1

I'm using a VBO to render 2D sprites to my screen. I use a single glDrawElements call to draw a triangle strip of all my sprites connected by degenerate triangles.

I want to make my code object oriented, so I have classes representing each of the various objects I have in my game. e.g. one for my character, one for a background tile, etc.

My initial thought was to query which objects are in a single "view," or subset of a much larger level, then query the positions and texcoords of those objects and draw them as such. This would mean that I would have to build a vector every or every other frame. In addition, I assume I would have to place a sort of timer in each class to fire when the next stage of animation needs to take place.

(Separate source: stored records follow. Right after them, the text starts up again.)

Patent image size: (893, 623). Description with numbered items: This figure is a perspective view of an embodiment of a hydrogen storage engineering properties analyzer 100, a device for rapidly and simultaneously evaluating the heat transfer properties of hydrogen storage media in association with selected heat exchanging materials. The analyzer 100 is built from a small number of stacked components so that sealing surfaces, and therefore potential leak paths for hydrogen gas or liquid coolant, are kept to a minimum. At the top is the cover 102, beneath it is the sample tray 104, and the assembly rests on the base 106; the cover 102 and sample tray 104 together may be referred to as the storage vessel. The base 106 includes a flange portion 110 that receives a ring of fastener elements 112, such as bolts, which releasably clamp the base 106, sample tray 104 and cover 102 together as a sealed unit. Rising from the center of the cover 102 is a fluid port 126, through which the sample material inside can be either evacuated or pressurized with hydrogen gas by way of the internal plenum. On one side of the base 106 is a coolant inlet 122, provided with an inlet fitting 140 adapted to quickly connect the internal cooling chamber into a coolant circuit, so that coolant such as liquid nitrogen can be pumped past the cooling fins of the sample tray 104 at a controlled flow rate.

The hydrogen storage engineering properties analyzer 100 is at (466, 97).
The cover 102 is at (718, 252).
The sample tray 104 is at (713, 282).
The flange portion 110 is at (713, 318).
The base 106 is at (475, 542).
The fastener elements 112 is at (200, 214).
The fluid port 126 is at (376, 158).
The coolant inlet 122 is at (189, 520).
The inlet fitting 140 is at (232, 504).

I'm wondering about the performance implications of using a method like the one I described, and if there is a better way to do it while retaining OO properties.

green_meep
  • 119
  • 8
  • Have a look at [entity systems](https://www.google.com.au/search?q=entity+systems). With regard to particles, I just wrote [this](http://stackoverflow.com/a/30837947/1888983). For querying, you want to block up objects or you don't gain any speed. Maybe look at *occlusion culling* and *bounding volume hierarchies*. – jozxyqk Jun 15 '15 at 14:09
  • Thanks for the heads up. I'm looking into entity systems, which seem to be a depth-2 hierarchy, with entities on one level, and components on the other. The entities then inherit the fields of whatever components they need? I looked into occlusion culling as well. I think what I want is frustum culling. I will be looking into bounding volume hierarchies next. What do you mean by "blocking up" objects? – green_meep Jun 15 '15 at 16:09
  • 1
    Just that by the time you've checked if an object is in the view you may as well have just drawn it. Instead, group/block up objects (e.g. in a bounding volume hierarchy), determine if the group's bounding volume is visible and draw everything in it if it is. – jozxyqk Jun 16 '15 at 03:33
  • Okay. All these concepts make sense. I guess my actual question though was if it is efficient to reconstruct a new vertex array every frame, or if I should try and implement a more "intelligent" solution. – green_meep Jun 17 '15 at 19:09
  • Depends on what you mean by efficient. Drawing from a static array will be 100 times faster than creating one CPU side and transferring it to the GPU. But if you don't have much stuff to draw it might not matter. Getting the GPU to create the array (i.e. transform feedback) or modifying it dynamically *on* the GPU will be lots faster. – jozxyqk Jun 18 '15 at 01:19

1 Answers1

0

I finally implemented my solution.

What I did was loop through my list of "drawable" objects and ask them to add their vertices to a vector, which I then sent to the VBO. Thanks for pointing me in the right direction there, jozxyqk.

Seems simple, but I guess I got caught up in thinking about efficiency costs that shouldn't really matter anyway.